Overland Park is closer to finalizing new rules for “nuisance” parties within city limits following a deadly shooting earlier this year that took place at a home being used as a short-term vacation rental.
Driving the news: The Overland Park City Council’s Public Safety Committee on Wednesday approved city staff’s recommendation for a nuisance party ordinance.
- The measure defines a “nuisance” party as a social gathering of five or more people on a residential property that leads to criminal violations disturbing surrounding properties.
- The ordinance would allow the city to penalize residents who create a “disturbance of the quiet enjoyment of residential property,” according to city documents.
What led up to this: Discussion about such an ordinance in Overland Park started after a shooting in March at a short-term rental near 145th Street and Switzer Road that left a Wichita woman dead.

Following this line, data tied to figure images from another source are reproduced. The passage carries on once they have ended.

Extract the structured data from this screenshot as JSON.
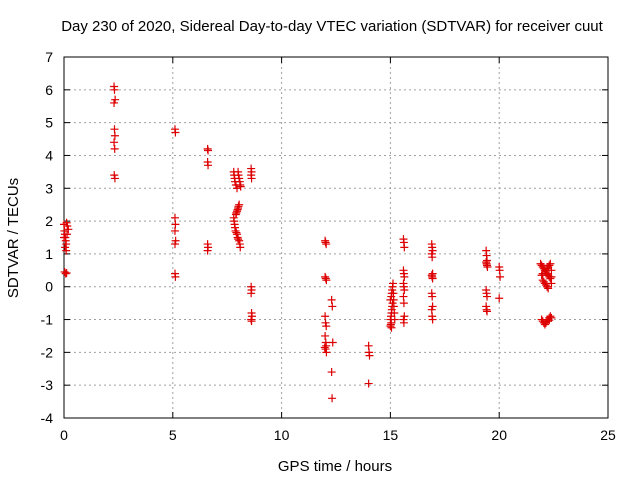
{
  "chart_data": {
    "type": "scatter",
    "title": "Day 230 of 2020, Sidereal Day-to-day VTEC variation (SDTVAR) for receiver cuut",
    "xlabel": "GPS time / hours",
    "ylabel": "SDTVAR / TECUs",
    "xlim": [
      0,
      25
    ],
    "ylim": [
      -4,
      7
    ],
    "xticks": [
      0,
      5,
      10,
      15,
      20,
      25
    ],
    "yticks": [
      -4,
      -3,
      -2,
      -1,
      0,
      1,
      2,
      3,
      4,
      5,
      6,
      7
    ],
    "grid": true,
    "marker": "+",
    "color": "#dd0000",
    "series": [
      {
        "name": "SDTVAR",
        "points": [
          [
            0.0,
            1.9
          ],
          [
            0.02,
            1.7
          ],
          [
            0.04,
            1.6
          ],
          [
            0.06,
            1.5
          ],
          [
            0.08,
            1.4
          ],
          [
            0.1,
            1.3
          ],
          [
            0.05,
            1.2
          ],
          [
            0.0,
            1.5
          ],
          [
            0.12,
            1.95
          ],
          [
            0.15,
            1.85
          ],
          [
            0.14,
            1.6
          ],
          [
            0.1,
            1.1
          ],
          [
            0.03,
            0.45
          ],
          [
            0.08,
            0.4
          ],
          [
            0.12,
            0.42
          ],
          [
            0.2,
            1.75
          ],
          [
            2.3,
            6.1
          ],
          [
            2.32,
            6.0
          ],
          [
            2.35,
            5.7
          ],
          [
            2.3,
            5.6
          ],
          [
            2.32,
            4.8
          ],
          [
            2.34,
            4.6
          ],
          [
            2.3,
            4.4
          ],
          [
            2.33,
            4.2
          ],
          [
            2.31,
            3.4
          ],
          [
            2.34,
            3.3
          ],
          [
            5.1,
            4.8
          ],
          [
            5.12,
            4.7
          ],
          [
            5.1,
            2.1
          ],
          [
            5.12,
            1.9
          ],
          [
            5.1,
            1.7
          ],
          [
            5.13,
            1.4
          ],
          [
            5.1,
            1.3
          ],
          [
            5.1,
            0.4
          ],
          [
            5.12,
            0.3
          ],
          [
            6.6,
            4.2
          ],
          [
            6.62,
            4.15
          ],
          [
            6.6,
            3.8
          ],
          [
            6.62,
            3.7
          ],
          [
            6.6,
            1.3
          ],
          [
            6.62,
            1.2
          ],
          [
            6.6,
            1.1
          ],
          [
            7.8,
            3.5
          ],
          [
            7.82,
            3.4
          ],
          [
            7.84,
            3.3
          ],
          [
            7.86,
            3.2
          ],
          [
            7.9,
            3.1
          ],
          [
            7.95,
            3.0
          ],
          [
            8.0,
            3.5
          ],
          [
            8.02,
            3.4
          ],
          [
            8.05,
            3.3
          ],
          [
            8.08,
            3.2
          ],
          [
            8.1,
            3.1
          ],
          [
            8.12,
            3.05
          ],
          [
            7.8,
            2.1
          ],
          [
            7.82,
            2.0
          ],
          [
            7.84,
            1.9
          ],
          [
            7.86,
            1.8
          ],
          [
            7.88,
            1.7
          ],
          [
            7.9,
            2.2
          ],
          [
            7.92,
            2.25
          ],
          [
            7.95,
            2.3
          ],
          [
            7.98,
            2.35
          ],
          [
            8.0,
            2.4
          ],
          [
            8.02,
            2.45
          ],
          [
            8.05,
            2.5
          ],
          [
            7.92,
            1.65
          ],
          [
            7.95,
            1.6
          ],
          [
            7.98,
            1.5
          ],
          [
            8.0,
            1.45
          ],
          [
            8.05,
            1.4
          ],
          [
            8.08,
            1.3
          ],
          [
            8.1,
            1.2
          ],
          [
            8.6,
            3.6
          ],
          [
            8.62,
            3.5
          ],
          [
            8.6,
            3.4
          ],
          [
            8.62,
            3.3
          ],
          [
            8.6,
            0.0
          ],
          [
            8.62,
            -0.1
          ],
          [
            8.6,
            -0.2
          ],
          [
            8.62,
            -0.8
          ],
          [
            8.64,
            -0.9
          ],
          [
            8.6,
            -1.0
          ],
          [
            8.62,
            -1.05
          ],
          [
            12.0,
            1.4
          ],
          [
            12.02,
            1.35
          ],
          [
            12.05,
            1.3
          ],
          [
            12.0,
            0.3
          ],
          [
            12.03,
            0.25
          ],
          [
            12.06,
            0.2
          ],
          [
            12.0,
            -0.9
          ],
          [
            12.02,
            -1.1
          ],
          [
            12.05,
            -1.2
          ],
          [
            12.0,
            -1.5
          ],
          [
            12.03,
            -1.7
          ],
          [
            12.05,
            -1.8
          ],
          [
            11.98,
            -1.85
          ],
          [
            12.02,
            -1.9
          ],
          [
            12.06,
            -2.0
          ],
          [
            12.3,
            -0.4
          ],
          [
            12.33,
            -0.6
          ],
          [
            12.35,
            -1.7
          ],
          [
            12.3,
            -2.6
          ],
          [
            12.32,
            -3.4
          ],
          [
            14.0,
            -1.8
          ],
          [
            14.02,
            -2.0
          ],
          [
            14.04,
            -2.1
          ],
          [
            14.0,
            -2.95
          ],
          [
            15.0,
            -1.2
          ],
          [
            15.02,
            -1.15
          ],
          [
            15.04,
            -1.1
          ],
          [
            15.0,
            -1.0
          ],
          [
            15.03,
            -0.9
          ],
          [
            15.05,
            -0.8
          ],
          [
            15.06,
            -0.7
          ],
          [
            15.08,
            -0.6
          ],
          [
            15.1,
            -0.5
          ],
          [
            15.0,
            -0.4
          ],
          [
            15.04,
            -0.3
          ],
          [
            15.06,
            -0.2
          ],
          [
            15.08,
            -0.1
          ],
          [
            15.1,
            0.0
          ],
          [
            15.12,
            0.1
          ],
          [
            15.14,
            -0.2
          ],
          [
            15.15,
            -0.4
          ],
          [
            15.16,
            -0.6
          ],
          [
            15.18,
            -0.8
          ],
          [
            15.2,
            -1.0
          ],
          [
            15.05,
            -1.25
          ],
          [
            15.6,
            1.45
          ],
          [
            15.62,
            1.35
          ],
          [
            15.64,
            1.2
          ],
          [
            15.6,
            0.5
          ],
          [
            15.62,
            0.4
          ],
          [
            15.64,
            0.3
          ],
          [
            15.6,
            0.1
          ],
          [
            15.62,
            0.0
          ],
          [
            15.64,
            -0.1
          ],
          [
            15.6,
            -0.3
          ],
          [
            15.62,
            -0.5
          ],
          [
            15.64,
            -0.9
          ],
          [
            15.6,
            -1.0
          ],
          [
            15.62,
            -1.1
          ],
          [
            16.9,
            1.3
          ],
          [
            16.92,
            1.2
          ],
          [
            16.94,
            1.1
          ],
          [
            16.9,
            1.0
          ],
          [
            16.92,
            0.9
          ],
          [
            16.94,
            0.4
          ],
          [
            16.9,
            0.35
          ],
          [
            16.92,
            0.3
          ],
          [
            16.94,
            0.25
          ],
          [
            16.9,
            -0.2
          ],
          [
            16.92,
            -0.3
          ],
          [
            16.94,
            -0.6
          ],
          [
            16.9,
            -0.7
          ],
          [
            16.92,
            -0.9
          ],
          [
            16.94,
            -1.0
          ],
          [
            19.4,
            1.1
          ],
          [
            19.42,
            0.95
          ],
          [
            19.44,
            0.8
          ],
          [
            19.4,
            0.75
          ],
          [
            19.42,
            0.7
          ],
          [
            19.44,
            0.65
          ],
          [
            19.46,
            0.6
          ],
          [
            19.4,
            -0.1
          ],
          [
            19.42,
            -0.2
          ],
          [
            19.44,
            -0.3
          ],
          [
            19.4,
            -0.6
          ],
          [
            19.42,
            -0.7
          ],
          [
            19.44,
            -0.75
          ],
          [
            20.0,
            0.6
          ],
          [
            20.02,
            0.5
          ],
          [
            20.04,
            0.3
          ],
          [
            20.0,
            -0.35
          ],
          [
            21.9,
            0.7
          ],
          [
            21.95,
            0.65
          ],
          [
            22.0,
            0.6
          ],
          [
            22.05,
            0.55
          ],
          [
            22.1,
            0.5
          ],
          [
            22.15,
            0.45
          ],
          [
            22.2,
            0.4
          ],
          [
            22.25,
            0.35
          ],
          [
            22.3,
            0.3
          ],
          [
            22.35,
            0.25
          ],
          [
            22.0,
            0.2
          ],
          [
            22.05,
            0.15
          ],
          [
            22.1,
            0.1
          ],
          [
            22.15,
            0.05
          ],
          [
            22.2,
            0.0
          ],
          [
            22.25,
            -0.05
          ],
          [
            21.95,
            0.35
          ],
          [
            22.0,
            0.4
          ],
          [
            22.2,
            0.55
          ],
          [
            22.25,
            0.6
          ],
          [
            22.3,
            0.65
          ],
          [
            22.35,
            0.7
          ],
          [
            22.4,
            0.5
          ],
          [
            22.4,
            0.3
          ],
          [
            22.4,
            0.1
          ],
          [
            21.95,
            -1.0
          ],
          [
            22.0,
            -1.05
          ],
          [
            22.05,
            -1.1
          ],
          [
            22.1,
            -1.15
          ],
          [
            22.15,
            -1.1
          ],
          [
            22.2,
            -1.05
          ],
          [
            22.25,
            -1.0
          ],
          [
            22.3,
            -0.95
          ],
          [
            22.35,
            -0.9
          ],
          [
            22.4,
            -0.95
          ],
          [
            22.2,
            -1.0
          ],
          [
            22.3,
            -1.02
          ]
        ]
      }
    ]
  }
}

- A Topeka man was later charged with second-degree murder in the shooting, which took place amid a gathering of people — many of whom were from out of state — at the home which had been rented out for a birthday celebration.
- One month after the shooting, the city began discussing the possibility of regulating short-term rentals.
- A city-led survey to get community feedback on how to regulate the properties was conducted over the summer.
- In August, the results were presented to the city council, which found a nuisance party ordinance to be favorable among many residents.
The details: With the ordinance approved by the committee Wednesday, Overland Park Police could cite individuals present at a party for their conduct.
- The person renting the property or the owner of the property could also be subject to fines.
- If someone is cited, it would be classified as a misdemeanor that could result in up to a $500 fine and 30 days in jail.
- A total of 13 potential criminal violations are listed under the ordinance, including property damage, littering, discharging a firearm, trespassing on adjacent property and unlawful possession of alcohol.
Key quote: “While the purpose of this ordinance was to go after short-term rentals, it can also be used against actual homeowners if those houses are being used as party houses or long-term rentals, as well,” said Eric Blevins, Overland Park assistant city attorney.
Next steps for rental ordinances
Now that the ordinance received support from the committee, it will come before the Overland Park City Council for further consideration in the following months.
- If the ordinance wins final approval from the council, Overland Park Police will undertake an education and outreach program to notify some of the rental properties about the ordinance, Blevins said.
- It’s unclear how many short-term rentals there are in Overland Park: the citywide survey conducted earlier this summer found 102 short-term rentals, more than half of which were in single-family homes, but city officials said it was likely the survey did not turn up all the short-term rentals in the city.